Edition 510 – The Last Sunset
It was just before 8pm last Wednesday. I wandered the myriad of corridors, rode the elevator to the floor above, pressed the buzzer, then waited patiently outside the doors to the Intensive Care Unit at Tamworth Base Hospital. Inside two or three minutes, a familiar figure shuffles along. My stepfather. He’s carrying a shopping bag.
“Have you pressed the buzzer?” he asks. I reply in the affirmative, and that’s about the extent of the conversation. No welcome. No shaking of hands. Just two generations waiting there, to be led inside.
In not much more time, the door is opened and we head in, him taking the lead. “This is Lynne’s son” he offers to the nurse. We exchange greetings, and she gives me a short update, as we enter the room. It’s my first time, ever, inside of an Intensive Care ward.
As the door slides open, the first image that strikes me is of my maternal grandmother. The same face. The same hair. I’m transported back, almost instantly, over three decades, to the last time I saw that gentle lady. Except, it’s my own mother in front of me. Eyes closed, with wires and tubes everywhere. Her chest rises and falls with the sounds of the respirator.
The phone call earlier that afternoon had asked me to make the mercy dash, 500km by road, as her condition was critical, and she was not expected to last the night. I spent 90 minutes with her, watching this once strong, stubborn, woman in her final hours. Behind her, a large window faced out to the west, where the most glorious sunset was taking place over the mountains. A bright vivid orange took hold of the cloudless sky, and I wondered to myself, is this her last sunset?
In the early hours of Thursday morning, I was called back to the hospital. She passed just after 2am. I sat one side of her now lifeless body, with my stepfather on the other. There was some conversation, but mostly silence. He was grieving. My overwhelming feeling was simply, what a waste.
We’d been estranged for two years. She may have been capable of loving, but certainly not towards me. She lacked affection. However, when you grow up with that, you accept it, don’t you, for you know no different.
What I couldn’t accept was her complete lack of interest in and care for my own children. Two beautiful, young men, that she would not even ask me about in conversation, as if they never existed. That was the deepest hurt, and yet, when apparently I’d spoken harshly to her two years ago about her lack of preparations the last time she was in hospital, I’d upset her. There was never a two way street in this relationship.

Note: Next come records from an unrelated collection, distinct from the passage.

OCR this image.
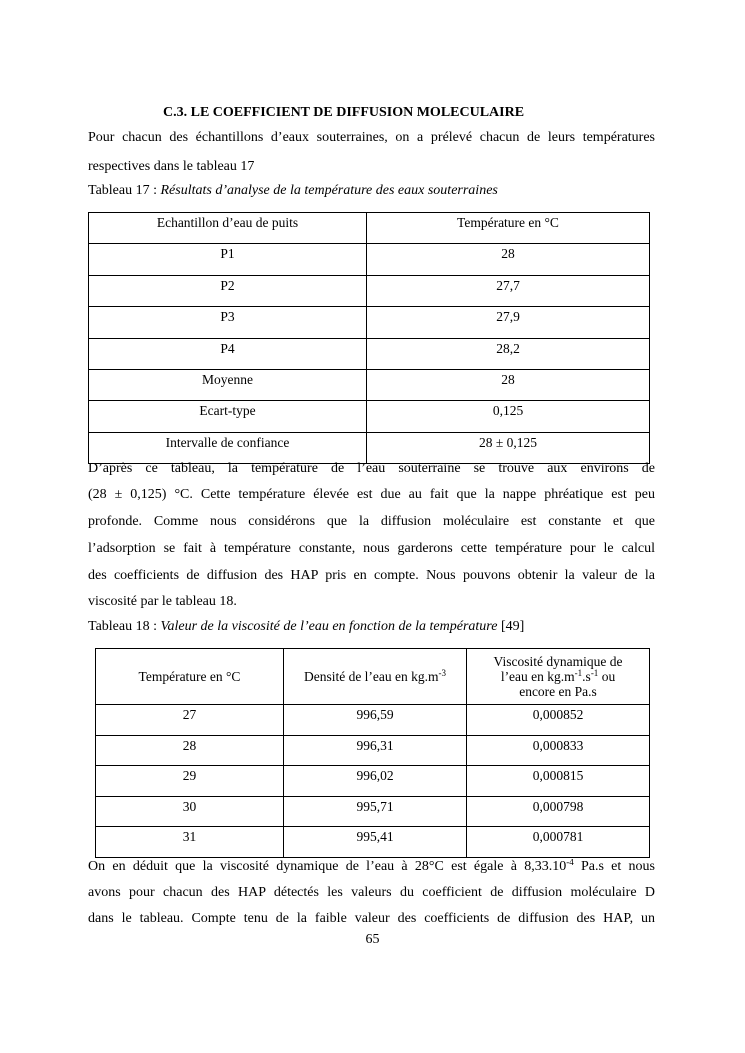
C.3. LE COEFFICIENT DE DIFFUSION MOLECULAIRE
Pour chacun des échantillons d’eaux souterraines, on a prélevé chacun de leurs températures
respectives dans le tableau 17
Tableau 17 : Résultats d’analyse de la température des eaux souterraines
Echantillon d’eau de puits	Température en °C
P1	28
P2	27,7
P3	27,9
P4	28,2
Moyenne	28
Ecart-type	0,125
Intervalle de confiance	28 ± 0,125
D’après ce tableau, la température de l’eau souterraine se trouve aux environs de
(28 ± 0,125) °C. Cette température élevée est due au fait que la nappe phréatique est peu
profonde. Comme nous considérons que la diffusion moléculaire est constante et que
l’adsorption se fait à température constante, nous garderons cette température pour le calcul
des coefficients de diffusion des HAP pris en compte. Nous pouvons obtenir la valeur de la
viscosité par le tableau 18.
Tableau 18 : Valeur de la viscosité de l’eau en fonction de la température [49]
Température en °C	Densité de l’eau en $kg.m^{-3}$	Viscosité dynamique de
l’eau en $kg.m^{-1}.s^{-1}$ ou
encore en Pa.s

27	996,59	0,000852
28	996,31	0,000833
29	996,02	0,000815
30	995,71	0,000798
31	995,41	0,000781
On en déduit que la viscosité dynamique de l’eau à 28°C est égale à $8,33.10^{-4}$ Pa.s et nous
avons pour chacun des HAP détectés les valeurs du coefficient de diffusion moléculaire D
dans le tableau. Compte tenu de la faible valeur des coefficients de diffusion des HAP, un
65
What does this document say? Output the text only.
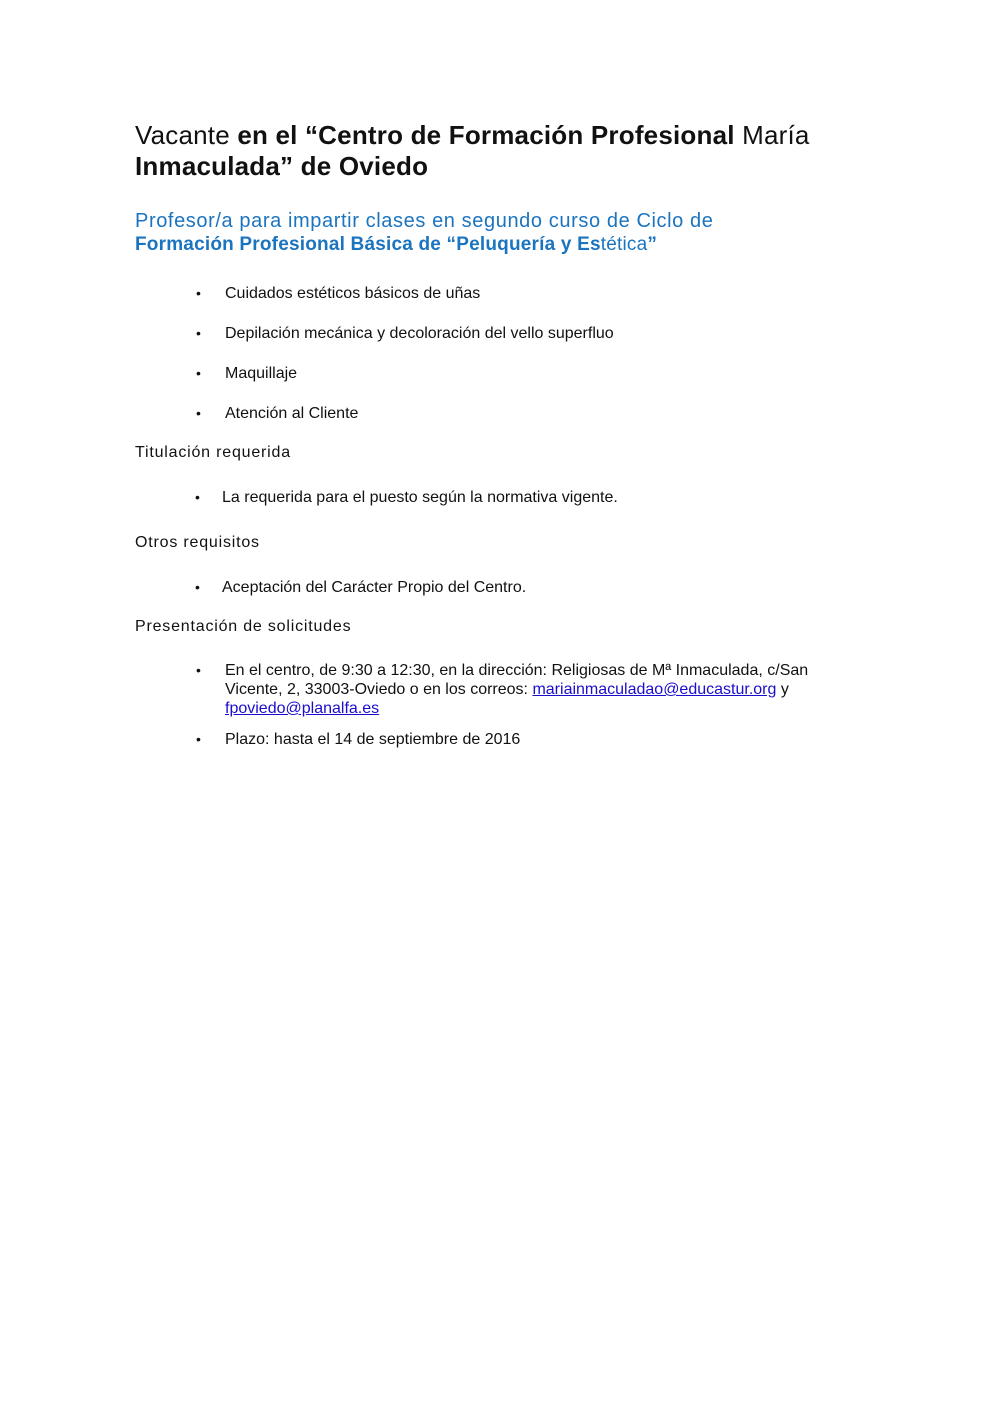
Vacante en el “Centro de Formación Profesional María
Inmaculada” de Oviedo
Profesor/a para impartir clases en segundo curso de Ciclo de
Formación Profesional Básica de “Peluquería y Estética”
• Cuidados estéticos básicos de uñas
• Depilación mecánica y decoloración del vello superfluo
• Maquillaje
• Atención al Cliente
Titulación requerida
• La requerida para el puesto según la normativa vigente.
Otros requisitos
• Aceptación del Carácter Propio del Centro.
Presentación de solicitudes
• En el centro, de 9:30 a 12:30, en la dirección: Religiosas de Mª Inmaculada, c/San
Vicente, 2, 33003-Oviedo o en los correos: mariainmaculadao@educastur.org y
fpoviedo@planalfa.es
• Plazo: hasta el 14 de septiembre de 2016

In January 1994, I’m at the wedding of a school friend on the Gold Coast. The father of another great mate, who once was my Scout leader, shared a drink with me at the reception, as we discussed family dynamics. He knew the difficulties of my family life, and somewhat opened the kimono just wide enough to indicate he too, had had a difficult family life growing up.
“I made the decision years ago, that if the family you grew up with can’t accept you, or don’t want you, that I’d better go out and create my own”.
And that’s it. There’s the family we grow up with, and then there’s the family we ourselves create. Sometimes they blend beautifully, as I’ve seen so often throughout my career. I can think of one family that I’m currently working with, where there’s an intergenerational one-ness about them. The parents welcomed a son-in-law into their lives, who now, along with his wife, have accepted their own children’s new partners into theirs. That’s nothing but unconditional love, from everyone.
Then there’s other families where there’s a fracture, that is sometimes repairable, and other times, not. I’m from the latter.
I’ve remarked more often than I care to remember, that I had to meet my wife, to work out what a “normal” family was like….however you define “normal”. To this day, I’m blessed that is still the case.
This Week’s Tip
“When you accept that you can’t change others, in spite of what you’d like your relationship with them to be like, there’s a certain spirituality attached to how freeing that can be.”